From Davidcorn.com
I am now convinced that the assertion (made by me and others) that the New York Times's Miller mess is worse for the paper than the Jayson Blair fiasco is dead-on. After further pondering yesterday's "explanations" published by the Times--which I dissected below--I've concluded I went too easy on Miller and the Times. Let me note first that as someone who has been reading the Times since the age of 12, I do not root against the newspaper. And I had hoped that executive editor Bill Keller would pull the paper's nuts out of the Miller fire.
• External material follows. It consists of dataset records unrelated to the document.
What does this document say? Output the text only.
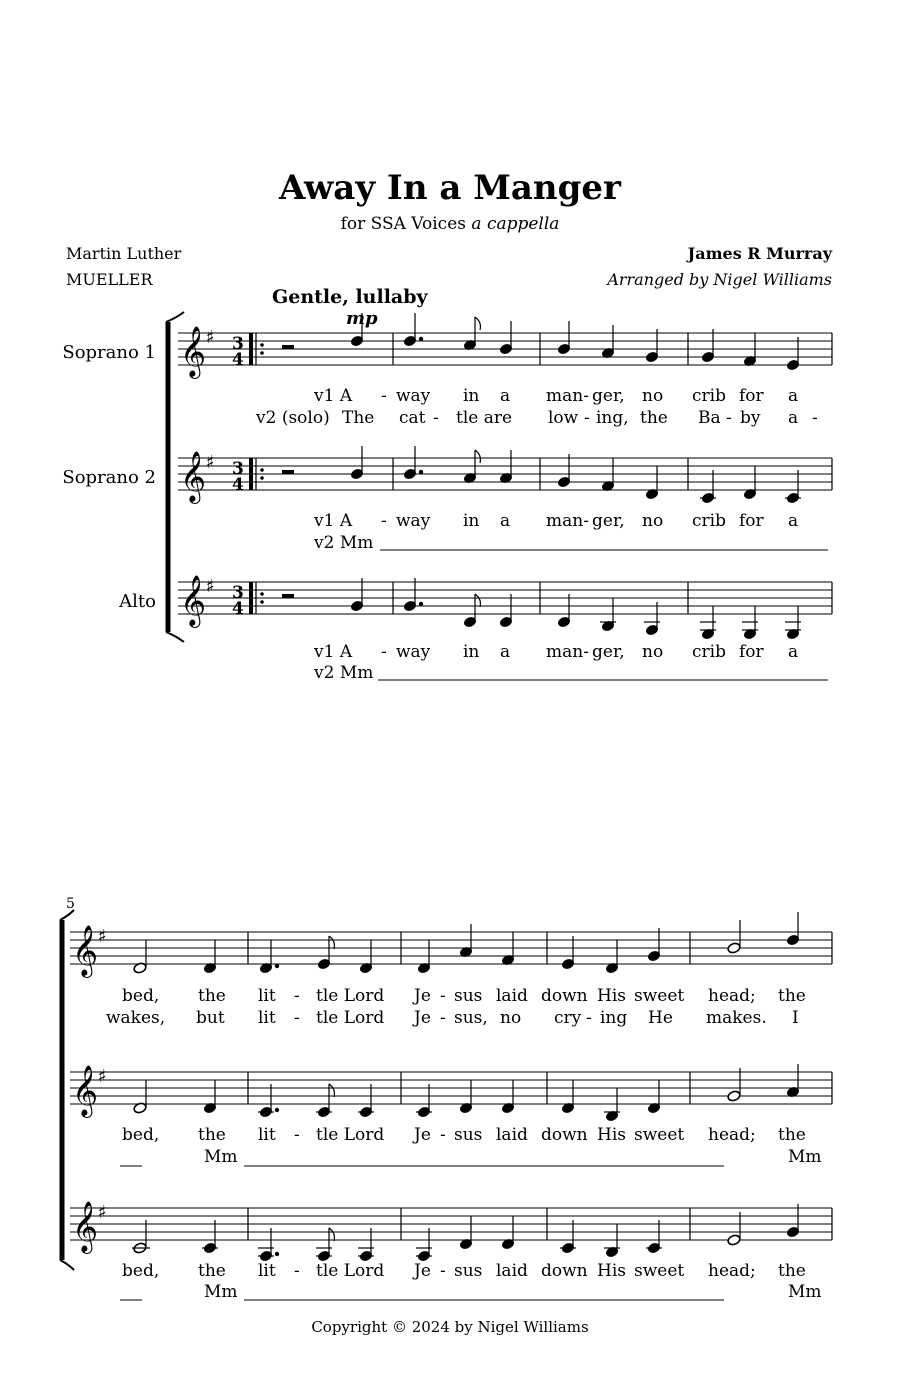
Away In a Manger
for SSA Voices a cappella
Martin Luther
MUELLER
James R Murray
Arranged by Nigel Williams
Gentle, lullaby
mp
Soprano 1
Soprano 2
Alto
5
𝄞 ♯ 3
4
𝄞 ♯ 3
4
𝄞 ♯ 3
4
𝄞 ♯
𝄞 ♯
𝄞 ♯
v1 A - way in a man- ger, no crib for a
v2 (solo) The cat - tle are low - ing, the Ba - by a -
v1 A - way in a man- ger, no crib for a
v2 Mm
v1 A - way in a man- ger, no crib for a
v2 Mm
bed, the lit - tle Lord Je - sus laid down His sweet head; the
wakes, but lit - tle Lord Je - sus, no cry - ing He makes. I
bed, the lit - tle Lord Je - sus laid down His sweet head; the
Mm	Mm
bed, the lit - tle Lord Je - sus laid down His sweet head; the
Mm	Mm
Copyright © 2024 by Nigel Williams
But the articles published by the Times--a self-serving first-person piece by Miller and a long triple-bylined article on the "Miller case"--made the deep hole in which the paper finds itself even deeper.You have to wonder about the top managers of the Times. What were they thinking when they read these articles? Miller claims that someone told her about Valerie Plame six days before columnist Bob Novak outed former Ambassador Joseph Wilson's wife as an undercover CIA officer, but Miller adds she cannot remember who said that. This is awfully tough to believe. Any reporter scooped on a story--and Miller did say she considered herself scooped by Novak on this topic--would likely recall who had given them news-making information a few days earlier. As one smart reader wrote me:
What concerns me, as it does you, is her claim she cannot remember the source for her writing "Valerie Flame." That is the source who she defied a court order to protect. Her lawyer told [special prosecutor Patrick] Fitzgerald that she had no other source than Libby on her behalf when he asked him to limit his questioning to Libby. Was he speaking the truth? How could Judy say that if there was another source? Would a jury in a case of perjury believe she forgot the name of that person when the Novak story broke a week later?